US delegates attending a regional security forum in Beijing are set to come under heavy fire from their Chinese counterparts over Washington's recent show of support for Hong Kong and its challenges to Beijing's territorial claims in the South China Sea, analysts said.
This year's Xiangshan Forum - a platform for discussion of Asia-Pacific security and defence issues - runs from Sunday to Tuesday.
A member of the Chinese delegation, who asked not to be named because of the sensitivity of the issue, said it was likely the US representatives would face particular criticism over the US House of Representatives' decision to pass the Hong Kong Human Rights and Democracy Act, which Beijing saw as Washington interfering in China's internal affairs.
"The Xiangshan Forum is supposed to be a platform for discussing regional security issues, but senior leaders from the People's Liberation Army will denounce America's provocation and proclaim the PLA's determination to defend China's sovereign and territorial integrity," the source said.

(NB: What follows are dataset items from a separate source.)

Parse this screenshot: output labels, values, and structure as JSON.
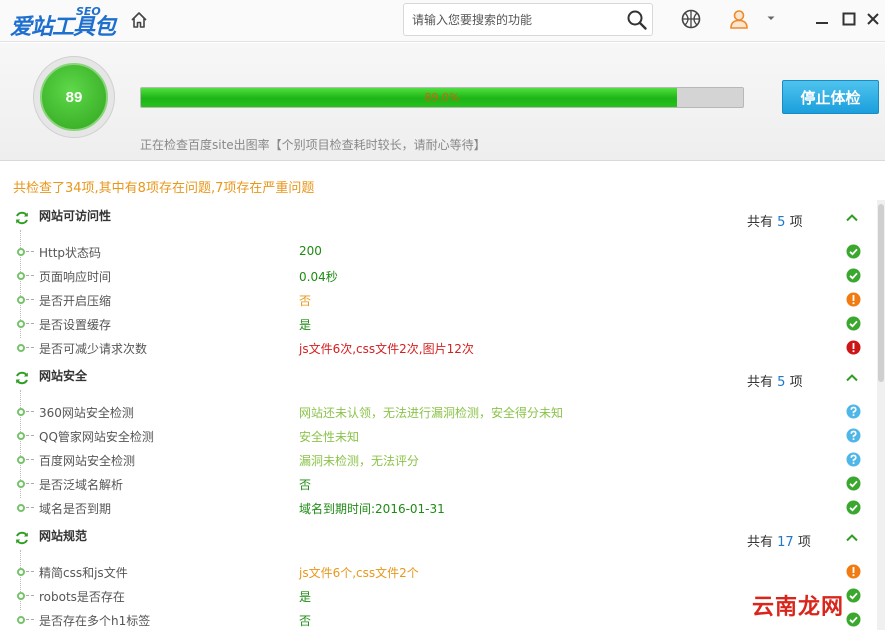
{
  "app": {
    "logo_main": "爱站工具包",
    "logo_seo": "SEO"
  },
  "search": {
    "placeholder": "请输入您要搜索的功能"
  },
  "header": {
    "score": "89",
    "progress_percent": 89.0,
    "progress_label": "89.0%",
    "stop_button": "停止体检",
    "status": "正在检查百度site出图率【个别项目检查耗时较长，请耐心等待】"
  },
  "summary": "共检查了34项,其中有8项存在问题,7项存在严重问题",
  "sections": [
    {
      "title": "网站可访问性",
      "count_prefix": "共有",
      "count": "5",
      "count_suffix": "项",
      "items": [
        {
          "label": "Http状态码",
          "value": "200",
          "status": "ok"
        },
        {
          "label": "页面响应时间",
          "value": "0.04秒",
          "status": "ok"
        },
        {
          "label": "是否开启压缩",
          "value": "否",
          "status": "warn"
        },
        {
          "label": "是否设置缓存",
          "value": "是",
          "status": "ok"
        },
        {
          "label": "是否可减少请求次数",
          "value": "js文件6次,css文件2次,图片12次",
          "status": "err"
        }
      ]
    },
    {
      "title": "网站安全",
      "count_prefix": "共有",
      "count": "5",
      "count_suffix": "项",
      "items": [
        {
          "label": "360网站安全检测",
          "value": "网站还未认领，无法进行漏洞检测，安全得分未知",
          "status": "info"
        },
        {
          "label": "QQ管家网站安全检测",
          "value": "安全性未知",
          "status": "info"
        },
        {
          "label": "百度网站安全检测",
          "value": "漏洞未检测，无法评分",
          "status": "info"
        },
        {
          "label": "是否泛域名解析",
          "value": "否",
          "status": "ok"
        },
        {
          "label": "域名是否到期",
          "value": "域名到期时间:2016-01-31",
          "status": "ok"
        }
      ]
    },
    {
      "title": "网站规范",
      "count_prefix": "共有",
      "count": "17",
      "count_suffix": "项",
      "items": [
        {
          "label": "精简css和js文件",
          "value": "js文件6个,css文件2个",
          "status": "warn"
        },
        {
          "label": "robots是否存在",
          "value": "是",
          "status": "ok"
        },
        {
          "label": "是否存在多个h1标签",
          "value": "否",
          "status": "ok"
        }
      ]
    }
  ],
  "watermark": "云南龙网",
  "colors": {
    "ok": "#3aa72e",
    "warn": "#ef7b12",
    "err": "#cc1515",
    "info": "#4fb6e8",
    "accent": "#1b9fdc"
  },
  "icons": [
    "home-icon",
    "search-icon",
    "basketball-icon",
    "user-icon",
    "dropdown-arrow-icon",
    "minimize-icon",
    "maximize-icon",
    "close-icon",
    "refresh-icon",
    "chevron-up-icon",
    "check-icon",
    "exclamation-icon",
    "question-icon"
  ]
}
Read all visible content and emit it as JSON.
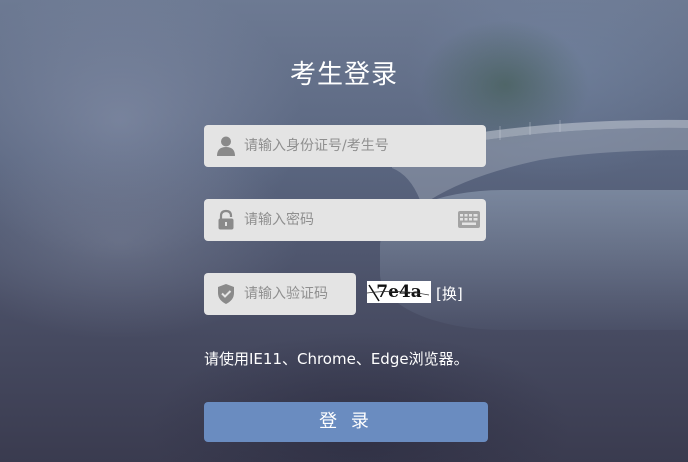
{
  "title": "考生登录",
  "id_field": {
    "placeholder": "请输入身份证号/考生号",
    "value": "",
    "icon": "user-icon"
  },
  "password_field": {
    "placeholder": "请输入密码",
    "value": "",
    "icon": "lock-icon",
    "keyboard_icon": "keyboard-icon"
  },
  "captcha_field": {
    "placeholder": "请输入验证码",
    "value": "",
    "icon": "shield-icon",
    "captcha_text": "7e4a",
    "refresh_label": "[换]"
  },
  "browser_note": "请使用IE11、Chrome、Edge浏览器。",
  "login_button": {
    "label": "登 录",
    "color": "#6a8cc0"
  }
}
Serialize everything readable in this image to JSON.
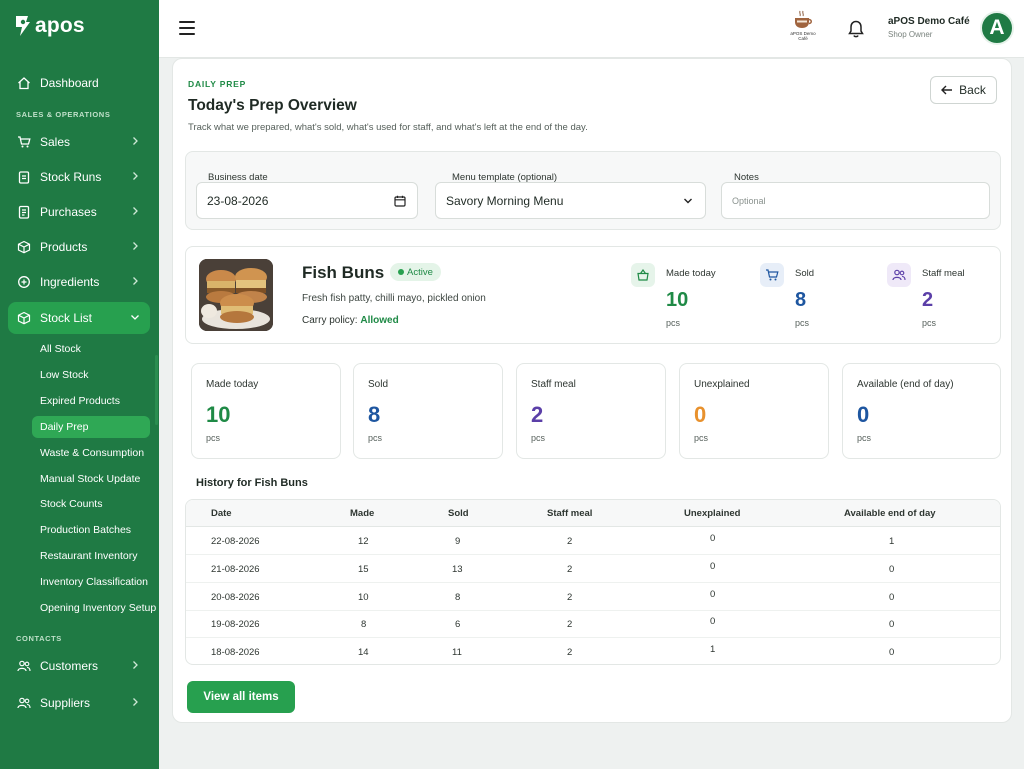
{
  "app": {
    "logo_text": "apos",
    "shop_logo_text": "aPOS Demo Café",
    "user_name": "aPOS Demo Café",
    "user_role": "Shop Owner",
    "avatar_letter": "A"
  },
  "sidebar": {
    "dashboard": "Dashboard",
    "section_sales": "SALES & OPERATIONS",
    "sales": "Sales",
    "stock_runs": "Stock Runs",
    "purchases": "Purchases",
    "products": "Products",
    "ingredients": "Ingredients",
    "stock_list": "Stock List",
    "sub_items": [
      "All Stock",
      "Low Stock",
      "Expired Products",
      "Daily Prep",
      "Waste & Consumption",
      "Manual Stock Update",
      "Stock Counts",
      "Production Batches",
      "Restaurant Inventory",
      "Inventory Classification",
      "Opening Inventory Setup"
    ],
    "active_sub": "Daily Prep",
    "section_contacts": "CONTACTS",
    "customers": "Customers",
    "suppliers": "Suppliers"
  },
  "page": {
    "eyebrow": "DAILY PREP",
    "title": "Today's Prep Overview",
    "subtitle": "Track what we prepared, what's sold, what's used for staff, and what's left at the end of the day.",
    "back_label": "Back"
  },
  "filters": {
    "date_label": "Business date",
    "date_value": "23-08-2026",
    "template_label": "Menu template (optional)",
    "template_value": "Savory Morning Menu",
    "notes_label": "Notes",
    "notes_placeholder": "Optional"
  },
  "product": {
    "name": "Fish Buns",
    "status": "Active",
    "description": "Fresh fish patty, chilli mayo, pickled onion",
    "carry_label": "Carry policy:",
    "carry_value": "Allowed",
    "mini_stats": [
      {
        "label": "Made today",
        "value": "10",
        "unit": "pcs",
        "color": "#1f8a46"
      },
      {
        "label": "Sold",
        "value": "8",
        "unit": "pcs",
        "color": "#1e56a0"
      },
      {
        "label": "Staff meal",
        "value": "2",
        "unit": "pcs",
        "color": "#5b3fa8"
      }
    ]
  },
  "stats": [
    {
      "label": "Made today",
      "value": "10",
      "unit": "pcs",
      "color": "#1f8a46"
    },
    {
      "label": "Sold",
      "value": "8",
      "unit": "pcs",
      "color": "#1e56a0"
    },
    {
      "label": "Staff meal",
      "value": "2",
      "unit": "pcs",
      "color": "#5b3fa8"
    },
    {
      "label": "Unexplained",
      "value": "0",
      "unit": "pcs",
      "color": "#e8912d"
    },
    {
      "label": "Available (end of day)",
      "value": "0",
      "unit": "pcs",
      "color": "#1e56a0"
    }
  ],
  "history": {
    "title": "History for Fish Buns",
    "columns": [
      "Date",
      "Made",
      "Sold",
      "Staff meal",
      "Unexplained",
      "Available end of day"
    ],
    "rows": [
      [
        "22-08-2026",
        "12",
        "9",
        "2",
        "0",
        "1"
      ],
      [
        "21-08-2026",
        "15",
        "13",
        "2",
        "0",
        "0"
      ],
      [
        "20-08-2026",
        "10",
        "8",
        "2",
        "0",
        "0"
      ],
      [
        "19-08-2026",
        "8",
        "6",
        "2",
        "0",
        "0"
      ],
      [
        "18-08-2026",
        "14",
        "11",
        "2",
        "1",
        "0"
      ]
    ]
  },
  "actions": {
    "view_all": "View all items"
  }
}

"Besides playing the Hong Kong card, the US Navy has increased its so-called freedom of navigation operations in the South China Sea, and its plan to help Taiwan upgrade its F-16 fighter jets is all aimed at challenging Beijing's bottom line.
"All those provocations will be severely condemned by Chinese leaders at the forum."

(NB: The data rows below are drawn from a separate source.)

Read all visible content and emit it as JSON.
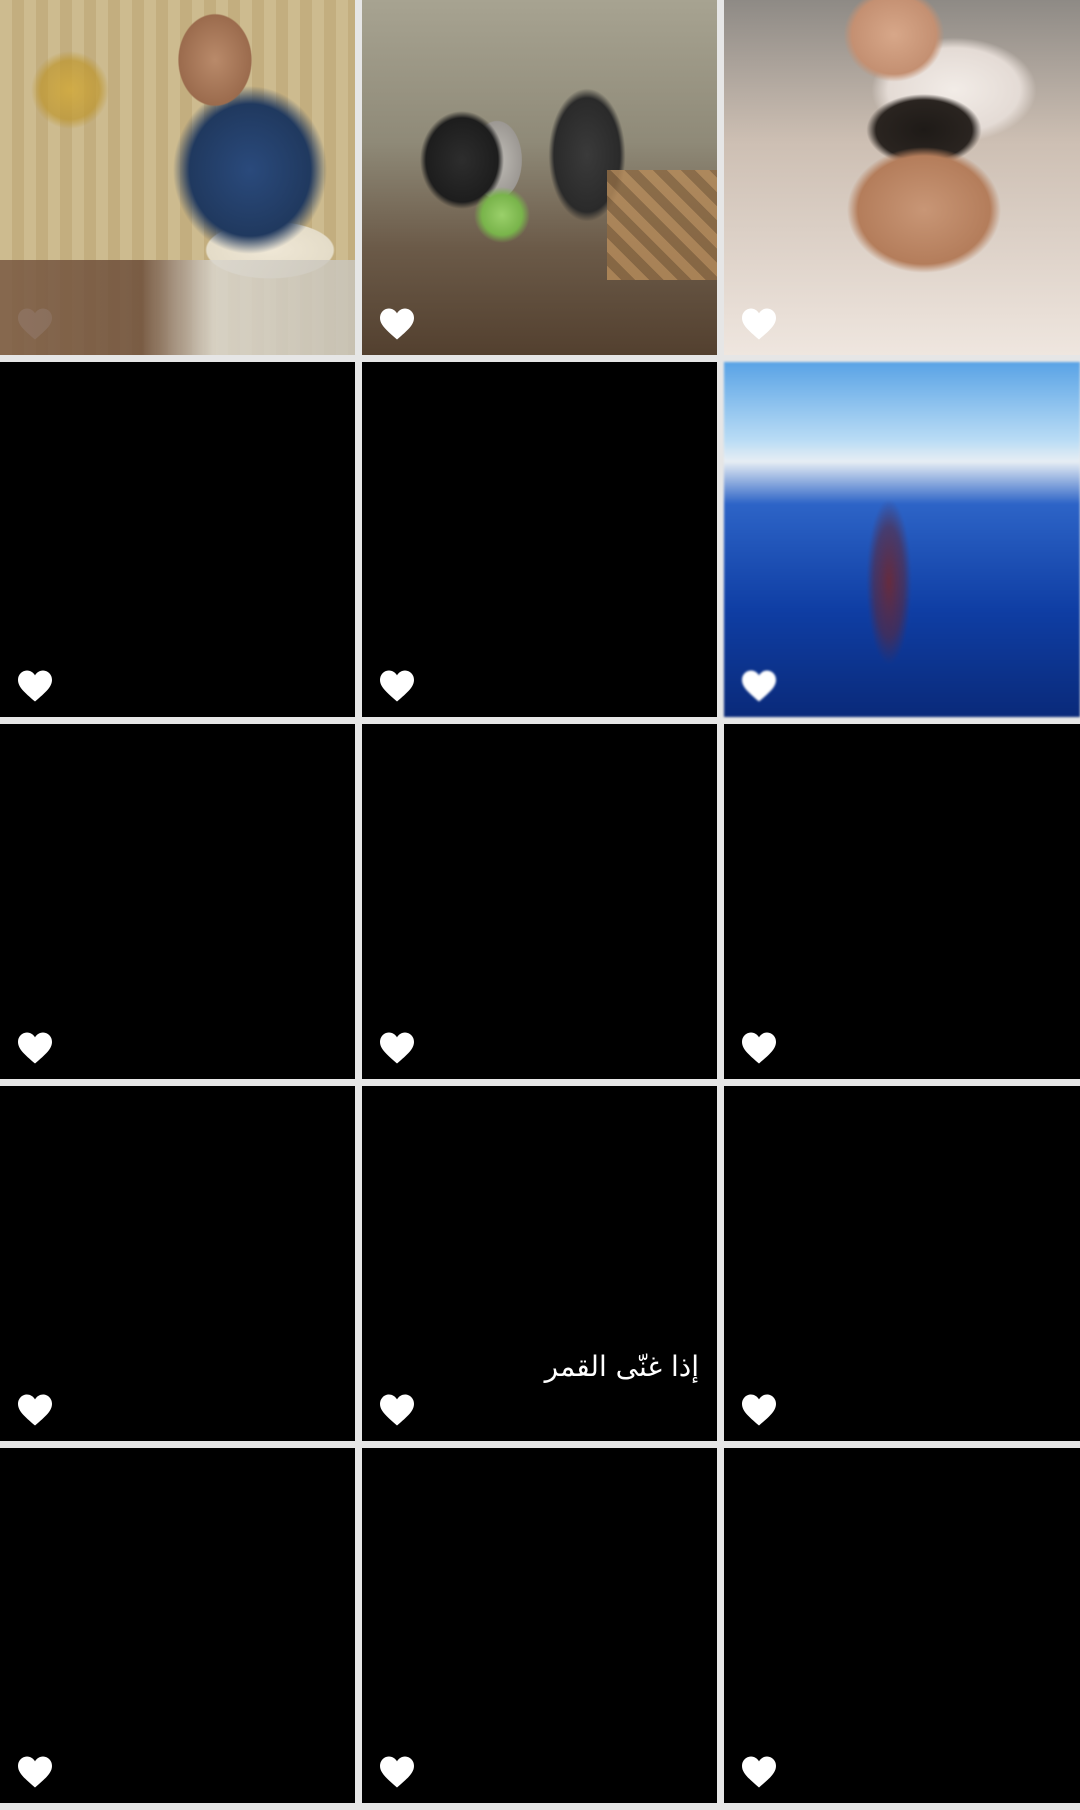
{
  "grid": {
    "tiles": [
      {
        "kind": "photo",
        "subject": "man-on-phone",
        "liked": true
      },
      {
        "kind": "photo",
        "subject": "group-with-tape-recorder",
        "liked": true
      },
      {
        "kind": "photo",
        "subject": "man-with-baby",
        "liked": true
      },
      {
        "kind": "blank",
        "liked": true
      },
      {
        "kind": "blank",
        "liked": true
      },
      {
        "kind": "blurred",
        "liked": true
      },
      {
        "kind": "blank",
        "liked": true
      },
      {
        "kind": "blank",
        "liked": true
      },
      {
        "kind": "blank",
        "liked": true
      },
      {
        "kind": "blank",
        "liked": true
      },
      {
        "kind": "caption",
        "liked": true,
        "caption": "إذا غنّى القمر"
      },
      {
        "kind": "blank",
        "liked": true
      },
      {
        "kind": "blank",
        "liked": true
      },
      {
        "kind": "blank",
        "liked": true
      },
      {
        "kind": "blank",
        "liked": true
      }
    ]
  },
  "icons": {
    "like": "heart-icon",
    "like_color": "#ffffff"
  }
}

With the theme of "Maintaining International Order and Promoting Peace in the Asia-Pacific", the main discussion topics at this year's event include innovation in security concepts, regional security architecture, how to build strategic trust and confidence, and cooperation on counterterrorism.

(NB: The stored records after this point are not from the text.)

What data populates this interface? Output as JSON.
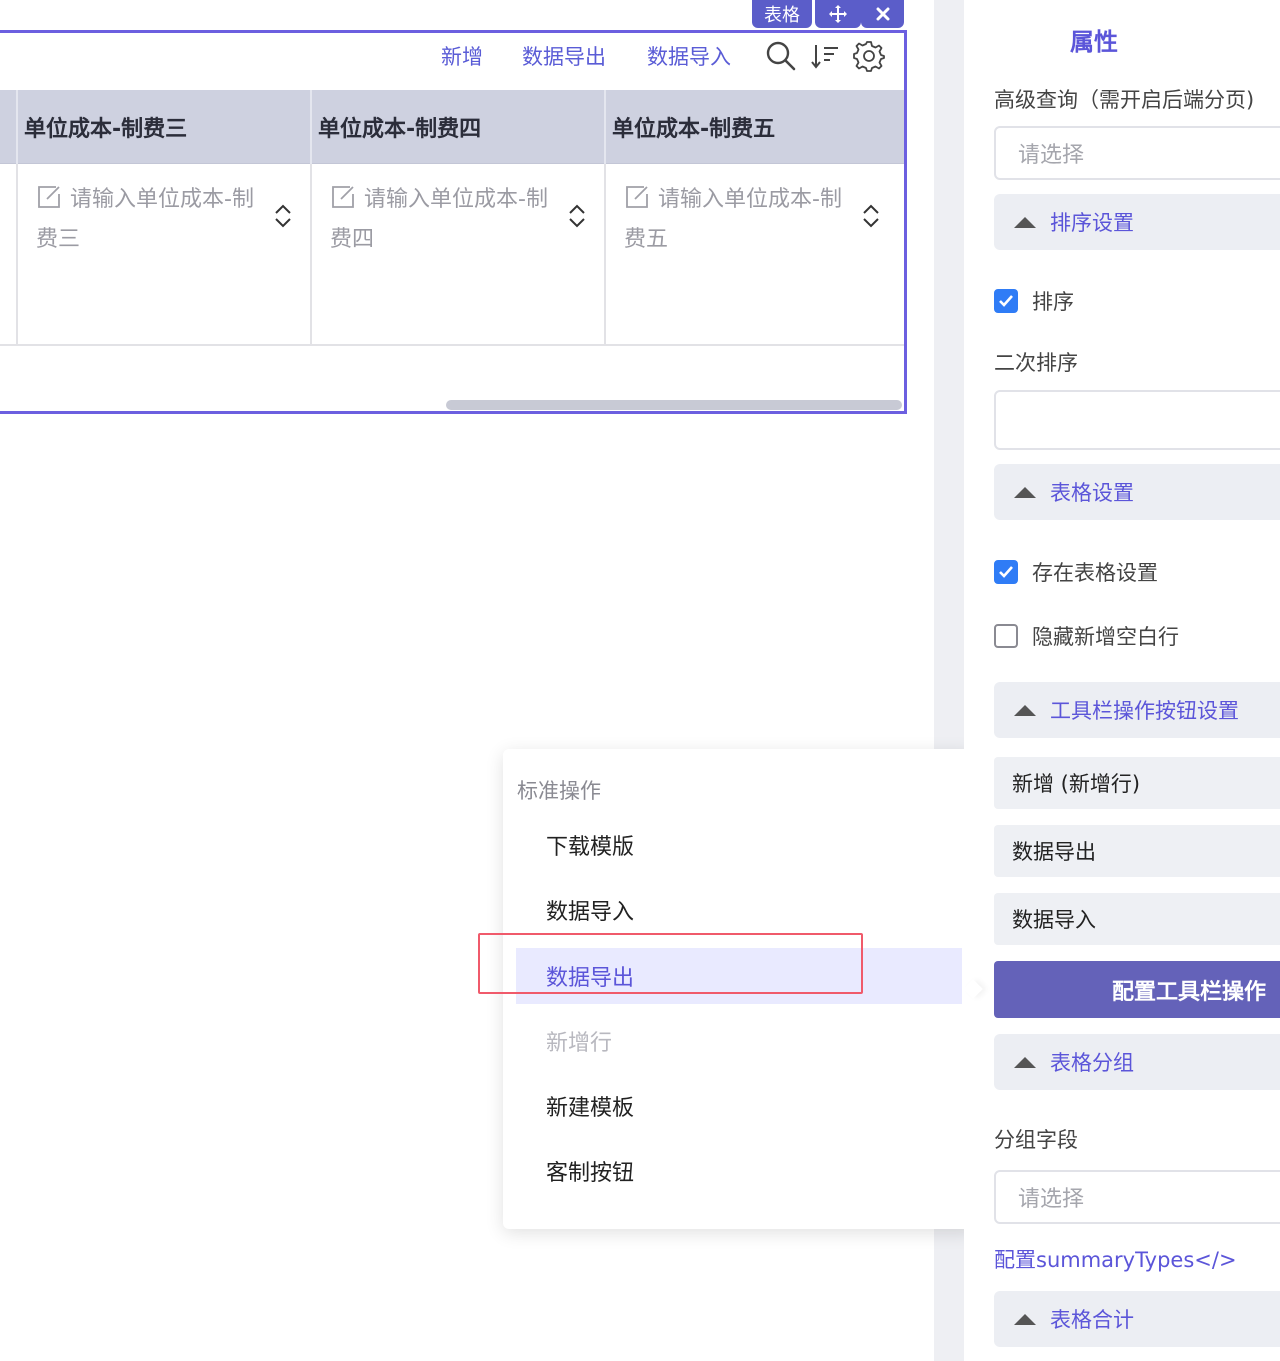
{
  "widget": {
    "tag_label": "表格",
    "toolbar": {
      "add": "新增",
      "export": "数据导出",
      "import": "数据导入"
    },
    "columns": [
      "单位成本-制费三",
      "单位成本-制费四",
      "单位成本-制费五"
    ],
    "placeholders": [
      "请输入单位成本-制费三",
      "请输入单位成本-制费四",
      "请输入单位成本-制费五"
    ]
  },
  "dropdown": {
    "group_label": "标准操作",
    "items": [
      "下载模版",
      "数据导入",
      "数据导出",
      "新增行",
      "新建模板",
      "客制按钮"
    ],
    "active_item": "数据导出",
    "disabled_item": "新增行"
  },
  "panel": {
    "title": "属性",
    "advanced_query_label": "高级查询（需开启后端分页)",
    "advanced_query_placeholder": "请选择",
    "sort_section": "排序设置",
    "sort_checkbox": "排序",
    "secondary_sort_label": "二次排序",
    "table_section": "表格设置",
    "exist_table_setting": "存在表格设置",
    "hide_blank_row": "隐藏新增空白行",
    "toolbar_section": "工具栏操作按钮设置",
    "toolbar_buttons": [
      "新增 (新增行)",
      "数据导出",
      "数据导入"
    ],
    "configure_toolbar_button": "配置工具栏操作",
    "group_section": "表格分组",
    "group_field_label": "分组字段",
    "group_field_placeholder": "请选择",
    "summary_link": "配置summaryTypes</>",
    "total_section": "表格合计"
  },
  "colors": {
    "accent": "#5b55d9",
    "primary_button": "#6462b9",
    "widget_border": "#6c5fe0",
    "highlight": "#f05a6b",
    "checkbox": "#2f7cf6"
  }
}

At last year's opening dinner, Chinese President Xi Jinping's top political adviser Li Zhanshu said Washington's arms sales to Taiwan were intended to "fuel the arrogance" of independence-leaning and separatist forces on the self-ruled island.
Also last year, Chinese Defence Minister Wei Fenghe accused the US of "seriously damaging the Sino-US relationship and mutual trust", and vowed to take action to defend Beijing's interests.
Rajeev Ranjan Chaturvedy, a visiting fellow at the S. Rajaratnam School of International Studies in Singapore, said it was very likely Hong Kong would be among the hot topics for discussion.
"I'm sure some people will raise questions about it and speakers may even talk about it, but they will face a lot of resistance from the Chinese delegates," he said.
"Beijing is hypersensitive about its territorial sovereignty."
A Beijing-based military insider said the US would not be sending any high-ranking officials.
"The US military officer (leading the delegation) will not make a speech because of his low rank," the person said.
As at the annual Asia Security Forum in Singapore, only delegates with the title of deputy defence minister or higher, or holding a senior military rank are permitted to make speeches. The Xiangshan Forum was launched in 2006 and is widely regarded as Beijing's alternative to the Singapore event, which is also known as the Shangri-La Dialogue after the hotel in which it is held.
According to a Singapore-based China watcher, who also requested anonymity, the situation in Hong Kong was of great interest to investors across Southeast Asia who, despite not speaking out, had been following developments closely.
"Many countries have benefited from the problems in Hong Kong. Singapore, for instance, has gained billions of dollars of capital inflows," he said, citing figures from Goldman Sachs, which estimated that as of the end of August between US$3 billion and US$4 billion had flowed out of Hong Kong and into the city state.
"But in the long term, that has a negative impact because it reduces competition."
Investors and academics in the region were also concerned that foreign companies operating on the Chinese mainland now felt obliged to stand against Hong Kong so as not to upset Beijing, he said.
Speaking at a security conference in Washington on Tuesday, Randall Schriver, US assistant secretary of defence for Indo-Pacific security affairs, said Washington was concerned about the heavy-handed tactics adopted in Hong Kong, which was putting the reputation of Asia's premier financial hub, including its well-regulated police force, and judicial and administrative systems, at risk.